Сержант посмотрел на часы.
– До отбоя у нас еще девяносто минут… Осмотр оружия, пожалуй, отложим на завтра… – По рядам прошел легкий шумок. Мидберри недовольно повел головой, и он тут же затих. – Этот вечер я дарю вам. Личное время. – Крикнул и сразу же предостерегающе поднял руку: – Но только чтобы тихо. Занимайтесь, кто чем хочет, поболтайте, письма домой напишите и все такое. Но без шума, чтобы соседи не услыхали. Ясненько?
– Так точно, сэр! – радостно заорали солдаты. Несколько голосов даже выкрикнули: – Спасибо вам, сэр!
– «Вам»? – В голосе сержанта снова зазвучало неодобрение. Взвод сразу же смолк. На лицах появились растерянность, тревога.
– «Вам»! Ишь ты! «Спасибо вам». Забылись, черви? Я вам покажу! Чего удумали – «вам»! Смотрите у меня.

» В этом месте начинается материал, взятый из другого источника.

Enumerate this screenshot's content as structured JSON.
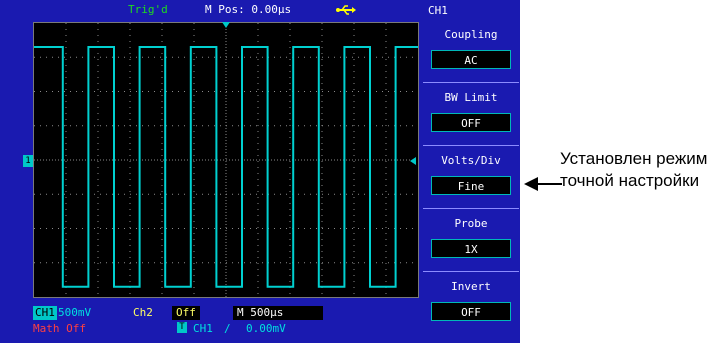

Но в тот же момент лицо его снова преобразилось. Гримасу гнева сменила широкая, во весь рот улыбка.
– Ладно уж, черт с вами. Время-то ведь личное. Валяйте! Ну, чего уставились как остолопы? Р-разойдись!

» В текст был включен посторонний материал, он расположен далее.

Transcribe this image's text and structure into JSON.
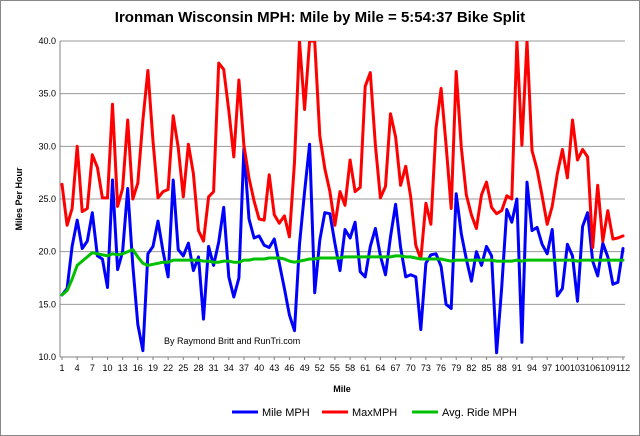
{
  "chart_data": {
    "type": "line",
    "title": "Ironman Wisconsin MPH: Mile by Mile = 5:54:37 Bike Split",
    "xlabel": "Mile",
    "ylabel": "Miles Per Hour",
    "ylim": [
      10.0,
      40.0
    ],
    "yticks": [
      "10.0",
      "15.0",
      "20.0",
      "25.0",
      "30.0",
      "35.0",
      "40.0"
    ],
    "xtick_labels": [
      "1",
      "4",
      "7",
      "10",
      "13",
      "16",
      "19",
      "22",
      "25",
      "28",
      "31",
      "34",
      "37",
      "40",
      "43",
      "46",
      "49",
      "52",
      "55",
      "58",
      "61",
      "64",
      "67",
      "70",
      "73",
      "76",
      "79",
      "82",
      "85",
      "88",
      "91",
      "94",
      "97",
      "100",
      "103",
      "106",
      "109",
      "112"
    ],
    "annotation": "By Raymond Britt and RunTri.com",
    "series": [
      {
        "name": "Mile MPH",
        "color": "#0000ff",
        "values": [
          15.9,
          16.5,
          20.5,
          23.0,
          20.3,
          21.0,
          23.7,
          19.6,
          19.3,
          16.6,
          26.8,
          18.3,
          20.0,
          26.0,
          18.7,
          13.1,
          10.6,
          19.8,
          20.5,
          22.9,
          20.0,
          17.6,
          26.8,
          20.2,
          19.6,
          20.8,
          18.2,
          19.5,
          13.6,
          20.5,
          18.7,
          20.9,
          24.2,
          17.6,
          15.7,
          17.5,
          29.8,
          23.1,
          21.3,
          21.5,
          20.6,
          20.4,
          21.2,
          18.9,
          16.5,
          14.0,
          12.5,
          20.7,
          25.7,
          30.2,
          16.1,
          21.1,
          23.7,
          23.6,
          20.8,
          18.2,
          22.1,
          21.3,
          22.8,
          18.1,
          17.6,
          20.5,
          22.2,
          19.6,
          17.8,
          21.4,
          24.5,
          20.4,
          17.6,
          17.8,
          17.6,
          12.6,
          18.9,
          19.7,
          19.8,
          18.6,
          15.0,
          14.6,
          25.5,
          21.7,
          19.3,
          17.2,
          20.0,
          18.7,
          20.5,
          19.6,
          10.4,
          16.6,
          24.0,
          22.8,
          25.0,
          11.4,
          26.6,
          22.0,
          22.3,
          20.7,
          19.8,
          22.1,
          15.8,
          16.5,
          20.7,
          19.6,
          15.3,
          22.4,
          23.7,
          19.1,
          17.7,
          20.8,
          19.5,
          16.9,
          17.1,
          20.3
        ]
      },
      {
        "name": "MaxMPH",
        "color": "#ff0000",
        "values": [
          26.4,
          22.5,
          24.1,
          30.0,
          23.8,
          24.1,
          29.2,
          28.0,
          25.1,
          25.1,
          34.0,
          24.3,
          26.0,
          32.5,
          25.0,
          26.5,
          32.5,
          37.2,
          30.5,
          25.1,
          25.7,
          25.9,
          32.9,
          29.9,
          25.2,
          30.2,
          27.4,
          22.0,
          21.0,
          25.2,
          25.7,
          37.9,
          37.3,
          33.4,
          29.0,
          36.3,
          30.1,
          27.0,
          24.8,
          23.1,
          23.0,
          27.3,
          23.5,
          22.7,
          23.4,
          21.4,
          28.5,
          40.5,
          33.5,
          41.0,
          41.0,
          31.0,
          27.9,
          25.7,
          22.5,
          25.7,
          24.4,
          28.7,
          25.7,
          26.1,
          35.7,
          37.0,
          30.1,
          25.1,
          26.2,
          33.1,
          30.9,
          26.3,
          28.1,
          25.2,
          20.6,
          19.3,
          24.6,
          22.6,
          31.7,
          35.5,
          30.1,
          24.1,
          37.1,
          29.9,
          25.4,
          23.5,
          22.2,
          25.4,
          26.6,
          24.2,
          23.6,
          23.9,
          25.3,
          25.0,
          40.5,
          30.1,
          40.5,
          29.6,
          27.8,
          25.3,
          22.6,
          24.3,
          27.4,
          29.7,
          27.0,
          32.5,
          28.7,
          29.7,
          29.0,
          20.4,
          26.3,
          21.0,
          23.9,
          21.2,
          21.3,
          21.5
        ]
      },
      {
        "name": "Avg. Ride MPH",
        "color": "#00c000",
        "values": [
          15.9,
          16.3,
          17.4,
          18.7,
          19.1,
          19.5,
          19.9,
          19.8,
          19.7,
          19.6,
          19.8,
          19.7,
          19.8,
          20.0,
          20.2,
          19.5,
          18.9,
          18.7,
          18.8,
          18.9,
          19.0,
          19.0,
          19.2,
          19.2,
          19.2,
          19.2,
          19.2,
          19.2,
          19.1,
          19.1,
          19.0,
          19.0,
          19.1,
          19.1,
          19.0,
          19.0,
          19.2,
          19.2,
          19.3,
          19.3,
          19.3,
          19.4,
          19.4,
          19.4,
          19.3,
          19.1,
          19.0,
          19.1,
          19.2,
          19.3,
          19.3,
          19.4,
          19.4,
          19.4,
          19.4,
          19.4,
          19.5,
          19.5,
          19.5,
          19.5,
          19.5,
          19.5,
          19.5,
          19.5,
          19.5,
          19.5,
          19.6,
          19.6,
          19.5,
          19.5,
          19.4,
          19.3,
          19.3,
          19.3,
          19.3,
          19.3,
          19.2,
          19.1,
          19.2,
          19.2,
          19.2,
          19.2,
          19.2,
          19.2,
          19.2,
          19.2,
          19.1,
          19.1,
          19.1,
          19.1,
          19.2,
          19.1,
          19.2,
          19.2,
          19.2,
          19.2,
          19.2,
          19.2,
          19.2,
          19.2,
          19.2,
          19.2,
          19.1,
          19.2,
          19.2,
          19.2,
          19.2,
          19.2,
          19.2,
          19.2,
          19.2,
          19.2
        ]
      }
    ]
  }
}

– Есть, сэр! – крикнул взвод, бросаясь врассыпную.
– Вон он, оказывается, какой, – криво усмехнулся Уэйт, как только за сержантом Мидберри захлопнулась дверь. – Добренькая сестричка, вишь ты. Ну и дает!
Адамчик укоризненно взглянул на соседа. Хотел что-то сказать, даже рот уже приоткрыл, но потом передумал и промолчал. «Странный человек. Вечно над всем насмехается. Ничего святого нет. Как таким людям понять, что у другого на душе. Ну, вот, что хотя бы взвод сейчас переживает. На все ему наплевать. Только себя и знает. Вот уж действительно чужак. Отщепенец какой-то. А еще командир отделения называется».
– Ты чего это рот раскрыл? – неожиданно повернулся к нему Уэйт.